Cryptic Variation in Adaptive Phenotypes Revealed by Panspecific flc Mutants

The study of mutants is one of the best tools for understanding the genetic basis of phenotypes that contribute to adaptation. Oddly, mutant analyses are almost always restricted to single genetic backgrounds and findings therefore can not be easily generalized. A case in point is the key regulator of flowering, FLOWERING LOCUS C ( FLC ), which has been inferred to explain much of the flowering time variation in Arabidopsis thaliana , yet mutants have been examined in very few backgrounds.

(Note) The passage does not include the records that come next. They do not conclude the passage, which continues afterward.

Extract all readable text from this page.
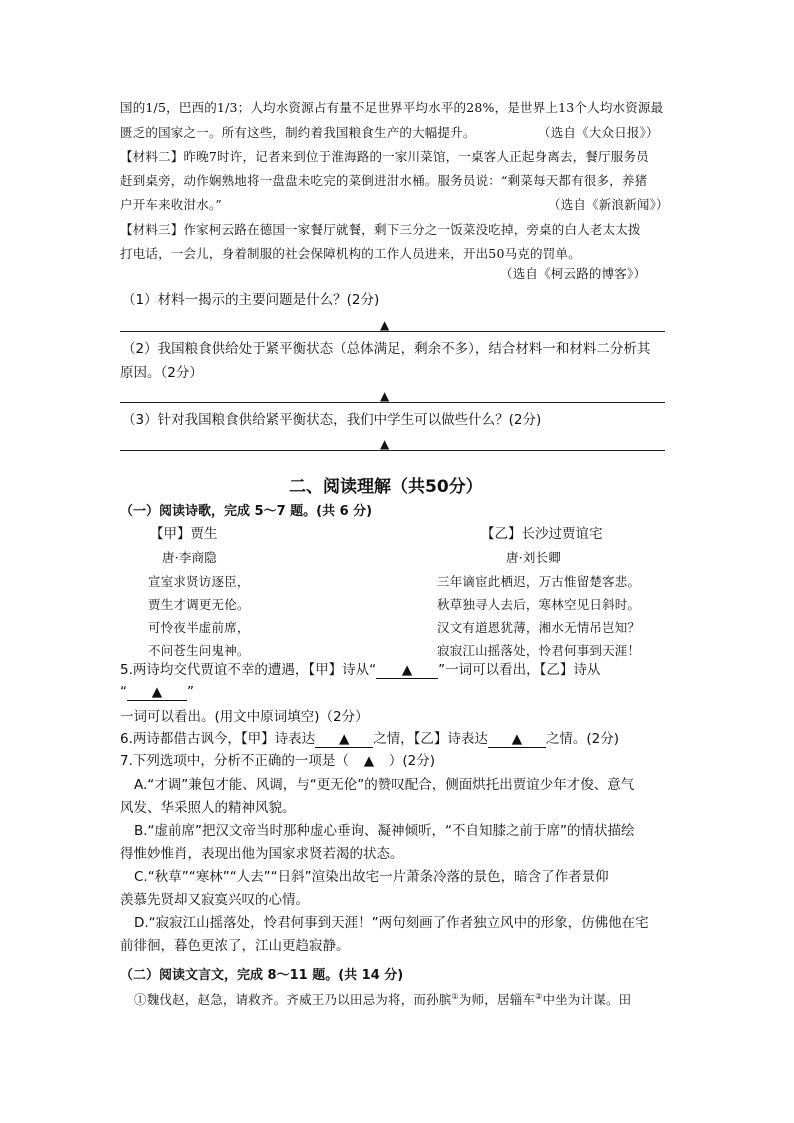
国的1/5，巴西的1/3；人均水资源占有量不足世界平均水平的28%，是世界上13个人均水资源最
匮乏的国家之一。所有这些，制约着我国粮食生产的大幅提升。	（选自《大众日报》）
【材料二】昨晚7时许，记者来到位于淮海路的一家川菜馆，一桌客人正起身离去，餐厅服务员
赶到桌旁，动作娴熟地将一盘盘未吃完的菜倒进泔水桶。服务员说：“剩菜每天都有很多，养猪
户开车来收泔水。”	（选自《新浪新闻》）
【材料三】作家柯云路在德国一家餐厅就餐，剩下三分之一饭菜没吃掉，旁桌的白人老太太拨
打电话，一会儿，身着制服的社会保障机构的工作人员进来，开出50马克的罚单。
（选自《柯云路的博客》）
（1）材料一揭示的主要问题是什么？(2分)
▲
（2）我国粮食供给处于紧平衡状态（总体满足，剩余不多），结合材料一和材料二分析其
原因。（2分）
▲
（3）针对我国粮食供给紧平衡状态，我们中学生可以做些什么？(2分)
▲
二、阅读理解（共50分）
（一）阅读诗歌，完成 5～7 题。(共 6 分)
【甲】贾生
唐·李商隐
宣室求贤访逐臣，
贾生才调更无伦。
可怜夜半虚前席，
不问苍生问鬼神。
【乙】长沙过贾谊宅
唐·刘长卿
三年谪宦此栖迟，万古惟留楚客悲。
秋草独寻人去后，寒林空见日斜时。
汉文有道恩犹薄，湘水无情吊岂知？
寂寂江山摇落处，怜君何事到天涯！
5.两诗均交代贾谊不幸的遭遇，【甲】诗从“ ▲ ”一词可以看出，【乙】诗从
“ ▲ ”
一词可以看出。(用文中原词填空)（2分）
6.两诗都借古讽今，【甲】诗表达 ▲ 之情，【乙】诗表达 ▲ 之情。(2分)
7.下列选项中，分析不正确的一项是（ ▲ ）(2分)
A.“才调”兼包才能、风调，与“更无伦”的赞叹配合，侧面烘托出贾谊少年才俊、意气
风发、华采照人的精神风貌。
B.“虚前席”把汉文帝当时那种虚心垂询、凝神倾听，“不自知膝之前于席”的情状描绘
得惟妙惟肖，表现出他为国家求贤若渴的状态。
C.“秋草”“寒林”“人去”“日斜”渲染出故宅一片萧条冷落的景色，暗含了作者景仰
羡慕先贤却又寂寞兴叹的心情。
D.“寂寂江山摇落处，怜君何事到天涯！”两句刻画了作者独立风中的形象，仿佛他在宅
前徘徊，暮色更浓了，江山更趋寂静。
（二）阅读文言文，完成 8～11 题。(共 14 分)
①魏伐赵，赵急，请救齐。齐威王乃以田忌为将，而孙膑①为师，居辎车②中坐为计谋。田
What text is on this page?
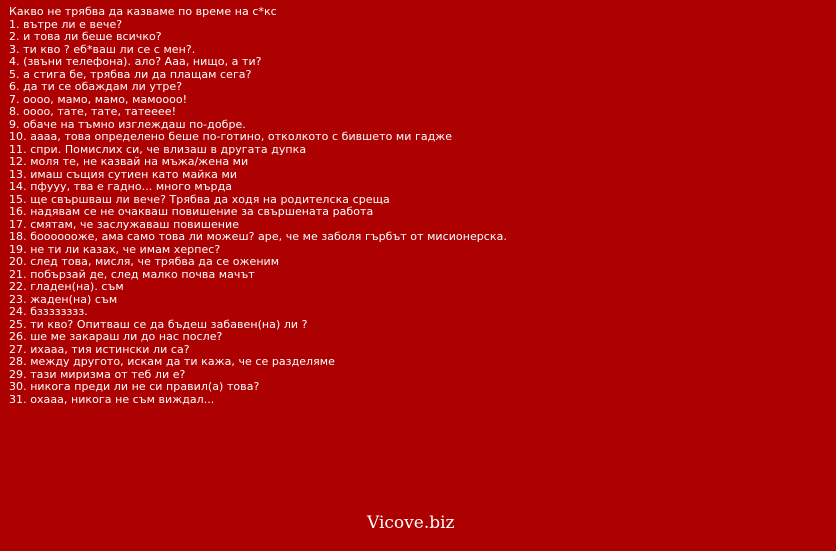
Какво не трябва да казваме по време на с*кс
1. вътре ли е вече?
2. и това ли беше всичко?
3. ти кво ? еб*ваш ли се с мен?.
4. (звъни телефона). ало? Ааа, нищо, а ти?
5. а стига бе, трябва ли да плащам сега?
6. да ти се обаждам ли утре?
7. оооо, мамо, мамо, мамоооо!
8. оооо, тате, тате, татееее!
9. обаче на тъмно изглеждаш по-добре.
10. аааа, това определено беше по-готино, отколкото с бившето ми гадже
11. спри. Помислих си, че влизаш в другата дупка
12. моля те, не казвай на мъжа/жена ми
13. имаш същия сутиен като майка ми
14. пфууу, тва е гадно... много мърда
15. ще свършваш ли вече? Трябва да ходя на родителска среща
16. надявам се не очакваш повишение за свършената работа
17. смятам, че заслужаваш повишение
18. бооооооже, ама само това ли можеш? аре, че ме заболя гърбът от мисионерска.
19. не ти ли казах, че имам херпес?
20. след това, мисля, че трябва да се оженим
21. побързай де, след малко почва мачът
22. гладен(на). съм
23. жаден(на) съм
24. бзззззззз.
25. ти кво? Опитваш се да бъдеш забавен(на) ли ?
26. ше ме закараш ли до нас после?
27. ихааа, тия истински ли са?
28. между другото, искам да ти кажа, че се разделяме
29. тази миризма от теб ли е?
30. никога преди ли не си правил(а) това?
31. охааа, никога не съм виждал...
Vicove.biz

We have previously established a set of panspecific flc mutants in 62 accessions of A. thaliana (Ruffley et al. 2024). Here, we investigate how genetic background modulates mutant effects on flowering and vegetative traits, as well as on physiology and transcriptomes. Time to onset of flowering in the genome-edited flc lines was reduced by up to 83%, but considerable variation remained. Genetic mapping showed that extremely early flowering in the absence of FLC was mostly explained by natural variation at the known FLC target FT , with additional contribution from loci colocalizing with FLC . Prognostic sequence analyses of accessions did not suggest that extremely-early combinations of engineered flc and natural FT alleles would be deleterious, yet extremely early flowering accessions are not represented in the commonly used collections of A. thaliana accessions. To test whether this discrepancy could be due to sampling bias, we undertook a focused collection effort of wild populations in Southern Italy, which confirmed that extremely early flowering accessions exist in natural populations. Apart from its specific role in flowering time regulation, FLC has pleiotropic effects on other ecophysiological traits such as growth, and these were also dependent on the genetic background, which was further supported by transcriptomic comparisons. Together we conclude that the various roles of FLC have greatly diversified in different genetic backgrounds. Our study provides a proof-of-concept on how analysis of panspecific mutants can reveal the true extent of genetic networks in which a focal gene participates in.